MIT算法导论课程:Lec09 二叉搜索树,对应书上的章节:Section 12.4
1. Binary-search-tree sort
二叉搜索树排序过程如下:
遍历树的时间为\(O(n)\),但是构建BST的时间是多少?
BST sort和quick sort很像:BST sort performs the same comparisons as quicksort, but in a different order!
2. Expected node depth
Assuming all input permutations are equally likely, we have:(BST sort performs the same comparisons as quicksort) \[ Average\ node\ depth=\frac{1}{n}E[\sum(comparisons\ to\ insert\ node\ i)]=\frac{1}{n}O(n\lg n)=O(\lg n) \] 但是平均节点深度并不等于树的期望高度。
3. Analyzing height
Jensen’s inequality: \(f(E[X])\leq E[f(x)]\) for any convex function f and random variable X.

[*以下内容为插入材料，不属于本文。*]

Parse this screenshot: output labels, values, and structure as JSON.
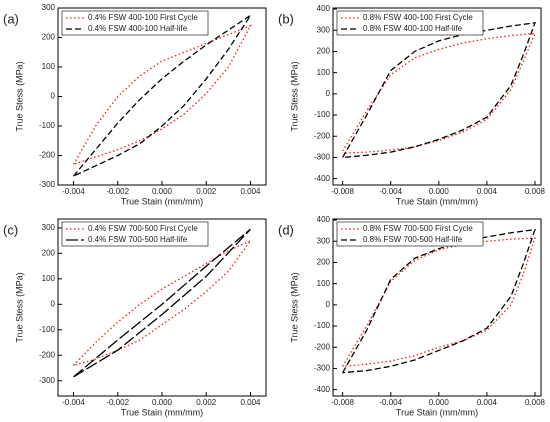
{
  "chart_data": [
    {
      "type": "line",
      "label": "(a)",
      "xlabel": "True Stain (mm/mm)",
      "ylabel": "True Stess (MPa)",
      "xlim": [
        -0.0047,
        0.0047
      ],
      "xticks": [
        -0.004,
        -0.002,
        {
          "value": 0,
          "label": "0.000"
        },
        0.002,
        0.004
      ],
      "ylim": [
        -300,
        300
      ],
      "yticks": [
        -300,
        -200,
        -100,
        0,
        100,
        200,
        300
      ],
      "legend": "upper left",
      "series": [
        {
          "name": "0.4% FSW 400-100 First Cycle",
          "color": "#e8201a",
          "style": "dotted",
          "x": [
            -0.004,
            -0.003,
            -0.002,
            -0.001,
            0,
            0.001,
            0.002,
            0.003,
            0.004,
            0.003,
            0.002,
            0.001,
            0,
            -0.001,
            -0.002,
            -0.003,
            -0.004
          ],
          "values": [
            -230,
            -100,
            0,
            70,
            120,
            150,
            180,
            210,
            240,
            100,
            10,
            -60,
            -110,
            -150,
            -180,
            -205,
            -230
          ]
        },
        {
          "name": "0.4% FSW 400-100 Half-life",
          "color": "#000000",
          "style": "dashed",
          "x": [
            -0.004,
            -0.003,
            -0.002,
            -0.001,
            0,
            0.001,
            0.002,
            0.003,
            0.004,
            0.003,
            0.002,
            0.001,
            0,
            -0.001,
            -0.002,
            -0.003,
            -0.004
          ],
          "values": [
            -270,
            -180,
            -90,
            -10,
            60,
            120,
            175,
            225,
            275,
            160,
            60,
            -30,
            -100,
            -160,
            -200,
            -235,
            -270
          ]
        }
      ]
    },
    {
      "type": "line",
      "label": "(b)",
      "xlabel": "True Stain (mm/mm)",
      "ylabel": "True Stess (MPa)",
      "xlim": [
        -0.0088,
        0.0085
      ],
      "xticks": [
        -0.008,
        -0.004,
        {
          "value": 0,
          "label": "0.000"
        },
        0.004,
        0.008
      ],
      "ylim": [
        -430,
        405
      ],
      "yticks": [
        -400,
        -300,
        -200,
        -100,
        0,
        100,
        200,
        300,
        400
      ],
      "legend": "upper left",
      "series": [
        {
          "name": "0.8% FSW 400-100 First Cycle",
          "color": "#e8201a",
          "style": "dotted",
          "x": [
            -0.008,
            -0.006,
            -0.004,
            -0.002,
            0,
            0.002,
            0.004,
            0.006,
            0.008,
            0.007,
            0.006,
            0.004,
            0.002,
            0,
            -0.002,
            -0.004,
            -0.006,
            -0.008
          ],
          "values": [
            -270,
            -80,
            90,
            170,
            210,
            240,
            260,
            275,
            285,
            150,
            20,
            -120,
            -180,
            -220,
            -250,
            -265,
            -275,
            -280
          ]
        },
        {
          "name": "0.8% FSW 400-100 Half-life",
          "color": "#000000",
          "style": "dashed",
          "x": [
            -0.008,
            -0.006,
            -0.004,
            -0.002,
            0,
            0.002,
            0.004,
            0.006,
            0.008,
            0.007,
            0.006,
            0.004,
            0.002,
            0,
            -0.002,
            -0.004,
            -0.006,
            -0.008
          ],
          "values": [
            -300,
            -100,
            110,
            200,
            250,
            280,
            300,
            320,
            335,
            180,
            40,
            -110,
            -170,
            -215,
            -250,
            -275,
            -290,
            -300
          ]
        }
      ]
    },
    {
      "type": "line",
      "label": "(c)",
      "xlabel": "True Stain (mm/mm)",
      "ylabel": "True Stess (MPa)",
      "xlim": [
        -0.0047,
        0.0047
      ],
      "xticks": [
        -0.004,
        -0.002,
        {
          "value": 0,
          "label": "0.000"
        },
        0.002,
        0.004
      ],
      "ylim": [
        -360,
        335
      ],
      "yticks": [
        -300,
        -200,
        -100,
        0,
        100,
        200,
        300
      ],
      "legend": "upper left",
      "series": [
        {
          "name": "0.4% FSW 700-500 First Cycle",
          "color": "#e8201a",
          "style": "dotted",
          "x": [
            -0.004,
            -0.003,
            -0.002,
            -0.001,
            0,
            0.001,
            0.002,
            0.003,
            0.004,
            0.003,
            0.002,
            0.001,
            0,
            -0.001,
            -0.002,
            -0.003,
            -0.004
          ],
          "values": [
            -240,
            -150,
            -70,
            0,
            60,
            110,
            160,
            210,
            250,
            130,
            50,
            -20,
            -80,
            -140,
            -180,
            -215,
            -240
          ]
        },
        {
          "name": "0.4% FSW 700-500 Half-life",
          "color": "#000000",
          "style": "longdash",
          "x": [
            -0.004,
            -0.002,
            0,
            0.002,
            0.004,
            0.002,
            0,
            -0.002,
            -0.004
          ],
          "values": [
            -285,
            -140,
            0,
            150,
            295,
            110,
            -40,
            -180,
            -285
          ]
        }
      ]
    },
    {
      "type": "line",
      "label": "(d)",
      "xlabel": "True Stain (mm/mm)",
      "ylabel": "True Stess (MPa)",
      "xlim": [
        -0.0088,
        0.0085
      ],
      "xticks": [
        -0.008,
        -0.004,
        {
          "value": 0,
          "label": "0.000"
        },
        0.004,
        0.008
      ],
      "ylim": [
        -430,
        405
      ],
      "yticks": [
        -400,
        -300,
        -200,
        -100,
        0,
        100,
        200,
        300,
        400
      ],
      "legend": "upper left",
      "series": [
        {
          "name": "0.8% FSW 700-500 First Cycle",
          "color": "#e8201a",
          "style": "dotted",
          "x": [
            -0.008,
            -0.006,
            -0.004,
            -0.002,
            0,
            0.002,
            0.004,
            0.006,
            0.008,
            0.007,
            0.006,
            0.004,
            0.002,
            0,
            -0.002,
            -0.004,
            -0.006,
            -0.008
          ],
          "values": [
            -290,
            -100,
            110,
            210,
            260,
            285,
            300,
            310,
            315,
            140,
            0,
            -120,
            -170,
            -200,
            -240,
            -265,
            -280,
            -290
          ]
        },
        {
          "name": "0.8% FSW 700-500 Half-life",
          "color": "#000000",
          "style": "dashed",
          "x": [
            -0.008,
            -0.006,
            -0.004,
            -0.002,
            0,
            0.002,
            0.004,
            0.006,
            0.008,
            0.007,
            0.006,
            0.004,
            0.002,
            0,
            -0.002,
            -0.004,
            -0.006,
            -0.008
          ],
          "values": [
            -320,
            -120,
            120,
            220,
            265,
            300,
            320,
            340,
            355,
            190,
            40,
            -110,
            -170,
            -215,
            -260,
            -290,
            -310,
            -320
          ]
        }
      ]
    }
  ]
}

Exponential height: random variable \(Y_n=x^{X_n}\),where \(X_n\) is the random varible denoting the height of BST.
证明: Prove that \(2^{E[X_n]}\leq E[2^{X_n}]=E[Y_n]=O(n^3)\),hence that \(E[X_n]=O(\lg n)\)
凸函数(Convex functions)定义: \(f:R->R\) is convex if for all \(\alpha,\beta\geq 0\) such that \(\alpha+\beta=1\),we have \(f(\alpha x+\beta y)\leq \alpha f(x)+\beta f(y)\) for all \(x,y\in R\).

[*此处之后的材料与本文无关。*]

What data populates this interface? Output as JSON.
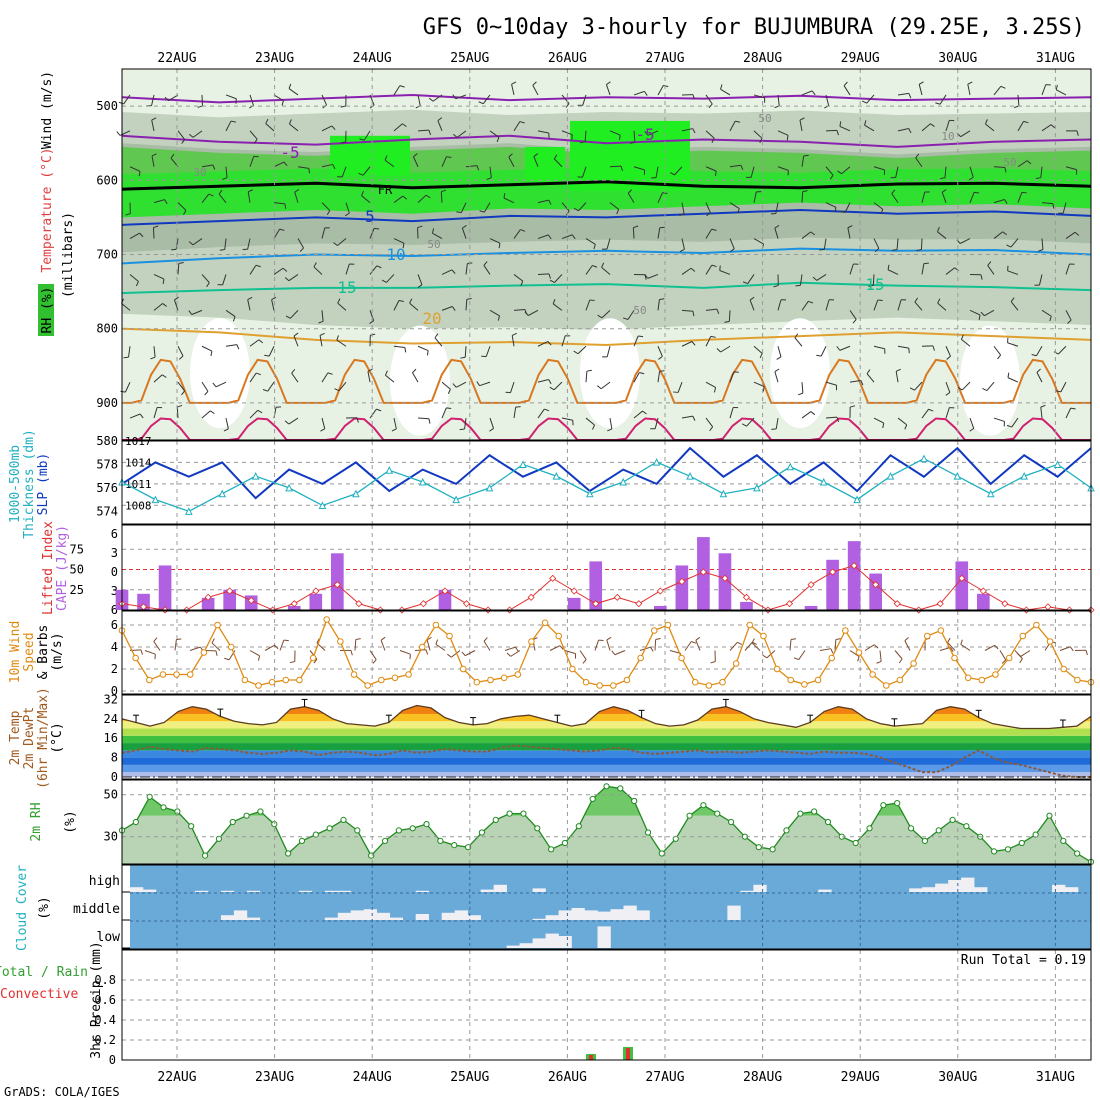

Convexity lemma: Let \(f\) be a convec function,and let \(\alpha_1,..,\alpha_n\) be nonnegative real numbers such that\(\sum \alpha_k=1\), Then for any real numbers \(x_1,...,x_n\),we have\(f\left(\sum_{k=1}^{n} \alpha_{k} x_{k}\right) \leq \sum_{k=1}^{n} \alpha_{k} f\left(x_{k}\right)\).
proof: 归纳法证明: \[ \begin{aligned} f\left(\sum_{k=1}^{n} \alpha_{k} x_{k}\right) &=f\left(\alpha_{n} x_{n}+\left(1-\alpha_{n}\right) \sum_{k=1}^{n-1} \frac{\alpha_{k}}{1-\alpha_{n}} x_{k}\right) \\ & \leq \alpha_{n} f\left(x_{n}\right)+\left(1-\alpha_{n}\right) f\left(\sum_{k=1}^{n-1} \frac{\alpha_{k}}{1-\alpha_{n}} x_{k}\right) \\ & \leq \alpha_{n} f\left(x_{n}\right)+\left(1-\alpha_{n}\right) \sum_{k=1}^{n-1} \frac{\alpha_{k}}{1-\alpha_{n}} f\left(x_{k}\right)\\ &=\sum_{k=1}^{n} \alpha_{k} f\left(x_{k}\right)\\ \end{aligned} \]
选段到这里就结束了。